We may argue about when the beginning actually began; usually we assume Columbus' Voyage to be the "real" beginning, although sometimes we allow that maybe the Vikings got things started - albeit without the follow through.  Then (to American students) not much happened until the 13 colonies got together to start the Revolutionary War. This was the "prelude" to history. And, like the prelude to books, can be easily skipped over. Aside: Want to blow an American's mind? Tell him there was more history between when Colombus "discovered" America through 1776 than there is from 1776 until now.

The "middle" (of all history) is the time from the Revolutionary War through the end of World War II (for older Americans) or through the collapse of the Soviet Union (for younger Americans). 

Non-Americans probably can't image this to be true, but it is. Our history books have the United States expanding into blank sections of the map during this time. It doesn't show us beating the Native Tribes or forcing them out. Our history books really do show the United States abutting, and finally expanding into, unclaimed lands. Even when we won a war with Mexico, we might speak of gaining Texas or California as. result, but not that that is the REASON for the war.

And, now that we are no longer expanding, "history" is over. Ta da!

So we cannot fully wrap out heads around the fact that China or Russia and some other countries don't feel this way. Russia has sellers remorse that Ukraine left? American think, "tough". China wants Taiwan back? Some of us wanted to keep the Philippines or the Panama Canal Zone, "get over it. We did."


Americans, perhaps all people worldwide but I can't speak for them, believe the everyone thinks like we do. If we think the maps are done because all the "blank space" is used up, we assume everyone thinks like this.

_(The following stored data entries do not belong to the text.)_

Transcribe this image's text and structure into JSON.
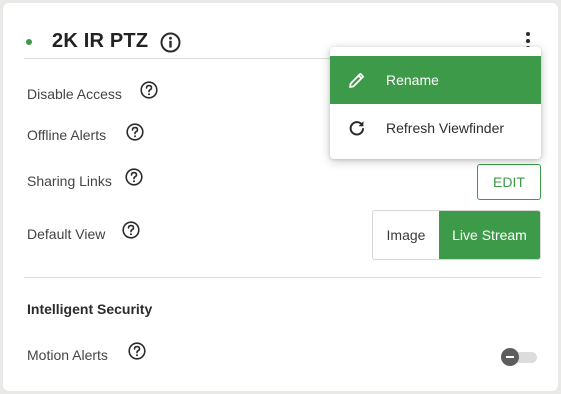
{
  "camera": {
    "title": "2K IR PTZ",
    "status_color": "#3d9a48"
  },
  "icons": {
    "info": "info-circle-icon",
    "menu": "kebab-menu-icon",
    "help": "question-circle-icon",
    "rename": "pencil-icon",
    "refresh": "refresh-icon"
  },
  "colors": {
    "accent": "#3d9a48",
    "background": "#e9e9e7",
    "card": "#ffffff"
  },
  "settings": {
    "disable_access": {
      "label": "Disable Access"
    },
    "offline_alerts": {
      "label": "Offline Alerts"
    },
    "sharing_links": {
      "label": "Sharing Links",
      "button": "EDIT"
    },
    "default_view": {
      "label": "Default View",
      "options": [
        "Image",
        "Live Stream"
      ],
      "selected": "Live Stream"
    }
  },
  "intelligent_security": {
    "title": "Intelligent Security",
    "motion_alerts": {
      "label": "Motion Alerts",
      "enabled": false
    }
  },
  "context_menu": {
    "items": [
      {
        "label": "Rename",
        "icon": "pencil-icon",
        "highlighted": true
      },
      {
        "label": "Refresh Viewfinder",
        "icon": "refresh-icon",
        "highlighted": false
      }
    ]
  }
}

It is said that the first Gulf War happened because Saddam Hussein thought we gave him the green light to invade Kuwait. We probably didn't even know that is what Saddam was asking. We would no more think he would invade another country than we would think about invading Cancun or Vancouver.

Here's the thing. Other countries don't think like that. For many of them, the maps' blank spaces have been gone more than hundreds or thousands of years. Russians, Chinese and others don't see a progression from beginning to end. They either see expansion and contraction in cycles, or see the current map has unfair to them. And they may go to war to change the maps. 

And, when they do, either over Ukraine or Taiwan or "Spanish Sahara" or Palestine or the Korean Peninsula, we will again be surprised. And probably unprepared.